We haven’t had knotweed in the yard but get plenty of garlic mustard.  I’ve been killing it on sight – either digging it up or soaking it with Round-Up.  (There aren’t too many things I hit with Round-Up.  Garlic mustard and Japanese honeysuckle (Lonicera japonica*) are two.)  There’s another option however.  I learned yesterday that both garlic mustard and knotweed shoots are edible.  Look here for recipes.  Young knotweed shoots are apparently similar to rhubarb.  I’m not anticipating either on the menu here at home but if you try them I’d be interested to hear how they turn out.

All that is a very long segue to a note about a weed I discovered in the yard last year, Japanese hops (Humulus japonicus).  It’s an interesting looking vine that I hadn’t seen before.  Here’s a picture of a mature plant:

humulus-japonicus-2011-09-10-mt-lebanon-01

While it is part of the hops family, it is “not suitable for brewing as the female cones lack lupulin, the oily resin that gives brewing hops its distinct taste and aroma.”   (And, in case you were wondering, it is also a member of the cannabis family.)  Anyhow, I noticed one last year and didn’t know what it was.  Ever the experimentalist, I let it grow until it was big enough that I could identify it – whereupon I immediately dug it out.  Unfortunately, I was a bit too late, i.e., I apparently dug it up after it had gone to seed as I’ve found well over half a dozen seedlings in the yard this spring.  Not a real big deal but the lesson learned is that it’s best to identify weeds early and dig them up ASAP to save yourself work in the future.

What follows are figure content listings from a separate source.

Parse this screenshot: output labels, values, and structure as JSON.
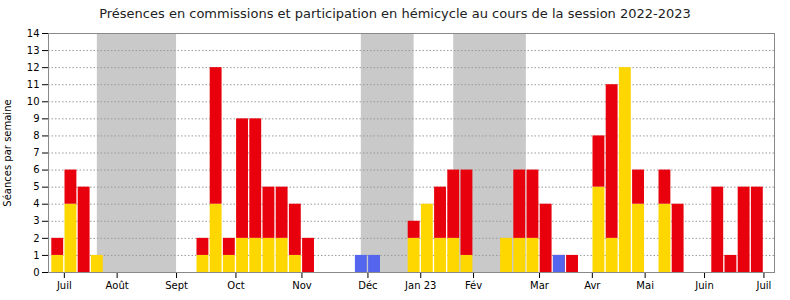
{
  "chart_data": {
    "type": "bar",
    "title": "Présences en commissions et participation en hémicycle au cours de la session 2022-2023",
    "ylabel": "Séances par semaine",
    "x": [
      0,
      1,
      2,
      3,
      9,
      10,
      11,
      12,
      13,
      14,
      15,
      16,
      17,
      18,
      19,
      20,
      21,
      22,
      23,
      24,
      25,
      27,
      28,
      29,
      30,
      31,
      32,
      33,
      34,
      35,
      36,
      37,
      38,
      39,
      40,
      41,
      42,
      43,
      44,
      45,
      46,
      47,
      48,
      49,
      50,
      51,
      52,
      53
    ],
    "xlim": [
      -0.7,
      54.3
    ],
    "xticks": [
      {
        "value": 0.5,
        "label": "Juil"
      },
      {
        "value": 4.5,
        "label": "Août"
      },
      {
        "value": 9.0,
        "label": "Sept"
      },
      {
        "value": 13.5,
        "label": "Oct"
      },
      {
        "value": 18.5,
        "label": "Nov"
      },
      {
        "value": 23.5,
        "label": "Déc"
      },
      {
        "value": 27.5,
        "label": "Jan 23"
      },
      {
        "value": 31.5,
        "label": "Fév"
      },
      {
        "value": 36.5,
        "label": "Mar"
      },
      {
        "value": 40.5,
        "label": "Avr"
      },
      {
        "value": 44.5,
        "label": "Mai"
      },
      {
        "value": 49.0,
        "label": "Juin"
      },
      {
        "value": 53.5,
        "label": "Juil"
      }
    ],
    "ylim": [
      0,
      14
    ],
    "yticks": [
      0,
      1,
      2,
      3,
      4,
      5,
      6,
      7,
      8,
      9,
      10,
      11,
      12,
      13,
      14
    ],
    "grid": true,
    "series": [
      {
        "color": "#FFD700",
        "stacked": true,
        "values": [
          1,
          4,
          0,
          1,
          0,
          0,
          1,
          4,
          1,
          2,
          2,
          2,
          2,
          1,
          0,
          0,
          0,
          0,
          0,
          0,
          0,
          2,
          4,
          2,
          2,
          1,
          0,
          0,
          2,
          2,
          2,
          0,
          0,
          0,
          0,
          5,
          2,
          12,
          4,
          0,
          4,
          0,
          0,
          0,
          0,
          0,
          0,
          0
        ]
      },
      {
        "color": "#E8000D",
        "stacked": true,
        "values": [
          1,
          2,
          5,
          0,
          0,
          0,
          1,
          8,
          1,
          7,
          7,
          3,
          3,
          3,
          2,
          0,
          0,
          0,
          0,
          0,
          0,
          1,
          0,
          3,
          4,
          5,
          0,
          0,
          0,
          4,
          4,
          4,
          1,
          1,
          0,
          3,
          9,
          0,
          2,
          0,
          2,
          4,
          0,
          0,
          5,
          1,
          5,
          5
        ]
      },
      {
        "color": "#5566EE",
        "stacked": false,
        "values": [
          0,
          0,
          0,
          0,
          0,
          0,
          0,
          0,
          0,
          0,
          0,
          0,
          0,
          0,
          0,
          0,
          0,
          0,
          1,
          1,
          0,
          0,
          0,
          0,
          0,
          0,
          0,
          0,
          0,
          0,
          0,
          0,
          1,
          0,
          0,
          0,
          0,
          0,
          0,
          0,
          0,
          0,
          0,
          0,
          0,
          0,
          0,
          0
        ]
      }
    ],
    "shade_bands": {
      "color": "#c0c0c0",
      "ranges": [
        [
          3.0,
          9.0
        ],
        [
          23.0,
          27.0
        ],
        [
          30.0,
          35.5
        ]
      ]
    }
  }
}
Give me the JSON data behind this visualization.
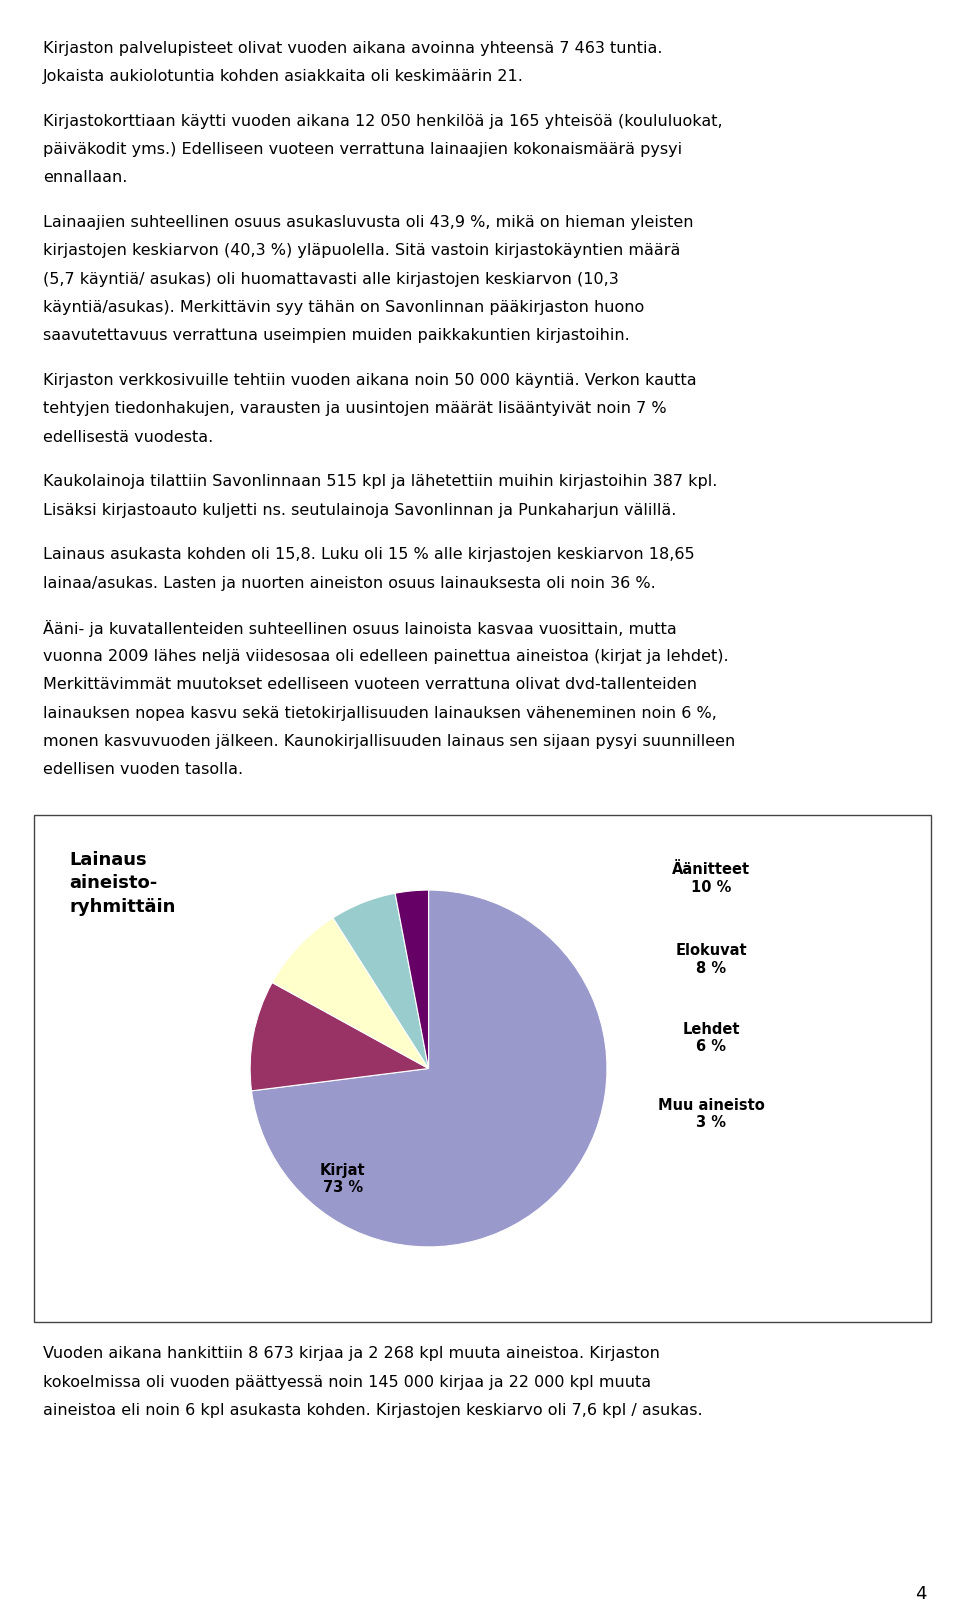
{
  "paragraphs": [
    "Kirjaston palvelupisteet olivat vuoden aikana avoinna yhteensä 7 463 tuntia.\nJokaista aukiolotuntia kohden asiakkaita oli keskimäärin 21.",
    "Kirjastokorttiaan käytti vuoden aikana 12 050 henkilöä ja 165 yhteisöä (koululuokat,\npäiväkodit yms.) Edelliseen vuoteen verrattuna lainaajien kokonaismäärä pysyi\nennallaan.",
    "Lainaajien suhteellinen osuus asukasluvusta oli 43,9 %, mikä on hieman yleisten\nkirjastojen keskiarvon (40,3 %) yläpuolella. Sitä vastoin kirjastokäyntien määrä\n(5,7 käyntiä/ asukas) oli huomattavasti alle kirjastojen keskiarvon (10,3\nkäyntiä/asukas). Merkittävin syy tähän on Savonlinnan pääkirjaston huono\nsaavutettavuus verrattuna useimpien muiden paikkakuntien kirjastoihin.",
    "Kirjaston verkkosivuille tehtiin vuoden aikana noin 50 000 käyntiä. Verkon kautta\ntehtyjen tiedonhakujen, varausten ja uusintojen määrät lisääntyivät noin 7 %\nedellisestä vuodesta.",
    "Kaukolainoja tilattiin Savonlinnaan 515 kpl ja lähetettiin muihin kirjastoihin 387 kpl.\nLisäksi kirjastoauto kuljetti ns. seutulainoja Savonlinnan ja Punkaharjun välillä.",
    "Lainaus asukasta kohden oli 15,8. Luku oli 15 % alle kirjastojen keskiarvon 18,65\nlainaa/asukas. Lasten ja nuorten aineiston osuus lainauksesta oli noin 36 %.",
    "Ääni- ja kuvatallenteiden suhteellinen osuus lainoista kasvaa vuosittain, mutta\nvuonna 2009 lähes neljä viidesosaa oli edelleen painettua aineistoa (kirjat ja lehdet).\nMerkittävimmät muutokset edelliseen vuoteen verrattuna olivat dvd-tallenteiden\nlainauksen nopea kasvu sekä tietokirjallisuuden lainauksen väheneminen noin 6 %,\nmonen kasvuvuoden jälkeen. Kaunokirjallisuuden lainaus sen sijaan pysyi suunnilleen\nedellisen vuoden tasolla."
  ],
  "footer_paragraphs": [
    "Vuoden aikana hankittiin 8 673 kirjaa ja 2 268 kpl muuta aineistoa. Kirjaston\nkokoelmissa oli vuoden päättyessä noin 145 000 kirjaa ja 22 000 kpl muuta\naineistoa eli noin 6 kpl asukasta kohden. Kirjastojen keskiarvo oli 7,6 kpl / asukas."
  ],
  "page_number": "4",
  "pie_title": "Lainaus\naineisto-\nryhmittäin",
  "pie_slices": [
    {
      "label": "Kirjat\n73 %",
      "value": 73,
      "color": "#9999cc"
    },
    {
      "label": "Äänitteet\n10 %",
      "value": 10,
      "color": "#993366"
    },
    {
      "label": "Elokuvat\n8 %",
      "value": 8,
      "color": "#ffffcc"
    },
    {
      "label": "Lehdet\n6 %",
      "value": 6,
      "color": "#99cccc"
    },
    {
      "label": "Muu aineisto\n3 %",
      "value": 3,
      "color": "#660066"
    }
  ],
  "background_color": "#ffffff",
  "text_color": "#000000",
  "font_size": 11.5,
  "label_font_size": 10.5,
  "pie_title_font_size": 13
}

That brings me to tools.  I’ve been using a trapezoid hoe for weeding.  I haven’t fallen in love with it as I did my soil knife – I may never love another tool as much as that soil knife – but it’s doing a nice job with the young weeds.

On to rocks.  I need to plant to some field stones to help retain a sloped area in the yard.  I hadn’t fully appreciated that field stones are a limited resource.  I’ve used all the ones I’ve found in the yard elsewhere and the local garden center gets $250 for roughly 1 cubic yard of them.  I looked around and that’s actually the lowest price I could find.   Just an FYI.

Happy gardening!

* Native honeysuckle (Lonicera sempervirens) is lovely.  I plan to plant some this spring and let it grow up over a trellis.  In contrast, Japanese honeysuckle is a noxious weed.